For the person who is coming to live in Japan from another culture, the shock can be significant. Walking around New York City or London or Berlin for the first time is enough of a whirlwind, what with the huge sense of the city's presence, the rush of a series of different languages, and the shadows of history, but walking through Tokyo means encountering a blast of unending lights and passing through row after row of a homogenous people, something that you don't see in those other metropolises of the world. While it is true that visible minorities have more difficulty finding employment and prosperity in many parts of the world, in Japan, if you are not native to the country, you are a visible minority. No matter what country you are from, if you are from outside Japan, you will be obvious, whether it is by virtue of the different language that you speak, or your different appearance, or your habits. It is a highly intimidating experience.
None of this is to say that the Japanese are necessarily racist, or at least biased to a degree greater than what is found anywhere else on the planet.
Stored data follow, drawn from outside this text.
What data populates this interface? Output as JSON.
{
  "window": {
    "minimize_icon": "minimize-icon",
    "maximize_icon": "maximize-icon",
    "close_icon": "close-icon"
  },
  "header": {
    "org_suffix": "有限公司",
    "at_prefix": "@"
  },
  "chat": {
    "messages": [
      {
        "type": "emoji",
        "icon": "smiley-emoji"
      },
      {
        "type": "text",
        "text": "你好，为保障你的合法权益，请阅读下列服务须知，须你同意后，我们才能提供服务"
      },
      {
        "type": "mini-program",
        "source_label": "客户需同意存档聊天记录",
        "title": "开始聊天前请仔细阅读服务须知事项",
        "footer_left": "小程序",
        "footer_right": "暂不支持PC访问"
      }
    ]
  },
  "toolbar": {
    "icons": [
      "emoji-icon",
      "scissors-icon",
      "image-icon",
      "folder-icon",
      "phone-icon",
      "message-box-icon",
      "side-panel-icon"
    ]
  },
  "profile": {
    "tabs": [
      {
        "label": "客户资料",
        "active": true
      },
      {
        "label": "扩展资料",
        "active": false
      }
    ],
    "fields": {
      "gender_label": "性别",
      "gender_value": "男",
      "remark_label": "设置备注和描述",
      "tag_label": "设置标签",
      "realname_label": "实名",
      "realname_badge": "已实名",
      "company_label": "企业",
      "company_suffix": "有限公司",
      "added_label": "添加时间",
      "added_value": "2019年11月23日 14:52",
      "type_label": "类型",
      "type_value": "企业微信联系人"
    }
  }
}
Also, if you have one of those coveted talents and are welcomed into Japan, you can become a hero. Just ask Bobby Valentine, the American baseball manager who won a Japanese baseball championship – and also ended up being fired by one of the teams he worked for. Because of his community involvement (and his success) he was revered in Japan, which was highly unusual for someone coming in from another country to work in baseball. There is a definite sense of pride within Japanese society, which can sometimes be taken as scorn to the outsider. However, a lot of this scorn comes from a sense that people from many other cultures do not have the same self-discipline as the Japanese do, and it can be difficult to earn respect within a culture that looks on outsiders with suspicion that borders, at times, on disdain. According to Jinen Nagase, a Liberal Democratic Party senior member, in a 2005 interview, allowing immigrants from such countries as Thailand would “create slums and boost the population of uneducated people. And eventually they'll demand the right to vote – these are problems European countries are facing now – that's why we are so cautious”(Head, 2005).
And here's the irony – the number of children in Japan declined 27 years in a row, as of 2009, and 22 percent of the populace was 65 years old or older. To avoid losing its population, according to the Liberal Democratic Party, the country needs to allow 10 million immigrants by 2059 (Japan Helping Immigrants Find Jobs, 2009).
There are many countries that are easier to immigrate into than Japan; there are few countries that are as welcoming to immigrants, at least officially, as Canada. However, just because it is easy to move from your own country of origin into Canada does not mean that your experience there will be easy. No matter where you are coming from, when you are entering a new country, there will be people who treat you with suspicion – people who think you are there to take their jobs, people who think that you should return to the place where your own culture originates, and people who simply don't like any people who are different from them. Of course, there were probably also people like that in the place that you left behind. The idea of the immigrant as a foreign, alien being, despite the many commonalities he or she would have in any country, because of all of the traits that we share, is one of the enduring ironies of the human experience.